GIESSEN (lb). Allein an der Tatsache, wie oft man in dieser Spielzeit aus der Osthalle gegangen ist und sich gedacht hat „Sowas hab ich schon ewig nicht mehr erlebt!“, lässt sich ermessen, was das für eine emotionale, intensive und unfassbare Saison ist, die die JobStairs Gießen 46ers in der zweiten Basketball-Bundesliga spielen. Was im ersten Heimspiel gegen die Artland Dragons vor spärlich besetzten Rängen mit einem exakt solchen Moment (Buzzer-Beater von Stefan Fundic) begann, findet heute Abend, vor mindestens doppelt so vielen Zuschauern wie beim Saisonauftakt, seine Fortsetzung.
Im Playoff-Halbfinale empfangen die 46ers den Topfavoriten Rasta Vechta zum vierten Spiel. Das es dazu überhaupt kommt und die Norddeutschen nicht schon im Finale stehen, ist einem weiteren dieser eingangs beschriebenen Momente zu verdanken. Das Heimspiel am Sonntag war ein Festtag, wie er selbst für die Osthalle nicht alltäglich ist. Weit über eine Stunde nach dem Spiel standen noch Fans vor der Halle, um das was sich in Gießens „Gudd Stubb“ zuvor ereignet hatte, zu besprechen und zu verarbeiten. Die Spieler, die nach und nach aus der Halle kamen, wurden frenetisch gefeiert.
Mit einer unfassbaren Willens- und Energieleistung hatten die arg dezimierten Gießener (ohne Enosch Wolf, Stefan Fundic und Luca Kahl) den Favoriten in die Knie gezwungen. Rollenspieler Kevin Strangmeyer stand in der Crunchtime seinen Mann und Flügelspieler Justin Martin auf der Bande vor dem explodierenden Stehblock. Sekunden zuvor hatte der US-Boy mit einem Wahnsinns dreier die Führung für die Mittelhessen zurückerobert und die ohnehin schon tosende Halle endgültig zum Überkochen gebracht.
Und so haben die 46ers sich dieses zweite Heimspiel, mit dem aufgrund der Personallage nur die wenigsten gerechnet haben, redlich verdient und wollen den Favoriten, der in dieser Spielzeit seine beiden Partien in der Osthalle verlor und mit der Atmosphäre überhaupt nicht klarkam, ein zweites Mal in die Schranken weisen. Sollte diese erneute Sensation gelingen, würde man am Sonntag in einem Entscheidungsspiel in Vechta um den Einzug in das Finale und das damit verbundene sportliche Aufstiegsrecht kämpfen.
46ers gegen Vechta: Es wird eine intensive Partie erwartet
Zuzutrauen ist dieser Mannschaft von Trainerfuchs Frenkie Ignjatovic in eigener Halle alles, auch wenn man bei Spiel 3 am Mittwoch gemerkt hat, dass Vechta nicht umsonst der Topfavorit auf den Aufstieg ist. Bei Gießen blieben einige Leistungsträger unter ihren Möglichkeiten und so hatten man von Anfang an keine Chance. Einsatz, Wille und Intensität stimmten aber auch im Rasta Dome und sind die wichtigsten Merkmale, mit denen dieses Team, dass den Adelstitel „Gießener Jungs“ redlich verdient hat, die Basketballbegeisterung in Gießen in nur einem Jahr wieder entfacht hat. Aus den Trümmern der vergangenen Jahre haben Geschäftsführer Jonathan Kollmar, Coach „Frenkie“ und die Jungs in den weißen und roten Trikots eine Saison gebastelt, die ihren festen Platz in der Gießener Basketballhistorie schon jetzt sicher hat.

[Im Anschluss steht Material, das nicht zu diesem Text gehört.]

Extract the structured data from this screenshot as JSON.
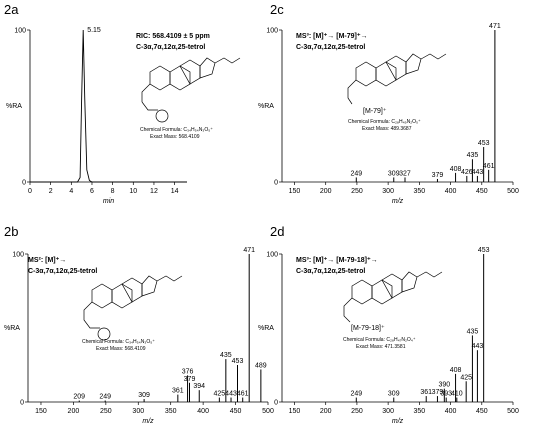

Mit der Osthalle im Rücken, die die den ein oder anderen Gästespieler erneut aus dem Konzept bringen kann (Grüße an Tajuan Agee), ist es durchaus möglich, dass sich die 46ers heute abermals zu einer kaum vorstellbaren Energieleistung aufschwingen werden. Vechta hat bisher noch nicht bewiesen, dass sie auch in Gießen bestehen können, während Igor Cvorovic, Luis Figge, Nico Brauner und Co in der Osthalle schon die eine oder andere schwierige Situation gemeistert und sich zu einem Husarenritt aufgeschwungen haben.
Selbst wenn es heute nichts wird mit dem nächsten Basketballwunder, haben es das Management, die Organisation, der Trainerstab und das Team verdient, heute von einer hoffentlich ausverkauften Osthalle, ordentlich abgefeiert zu werden. Klar ist demnach, dass es ein Basketballfest wird. Ob es auch ein Basketballwunder gibt, wird sich heute Abend zeigen!
Von Lukas Becker, Livestream-Kommentar der Jobstairs Giessen 46ers.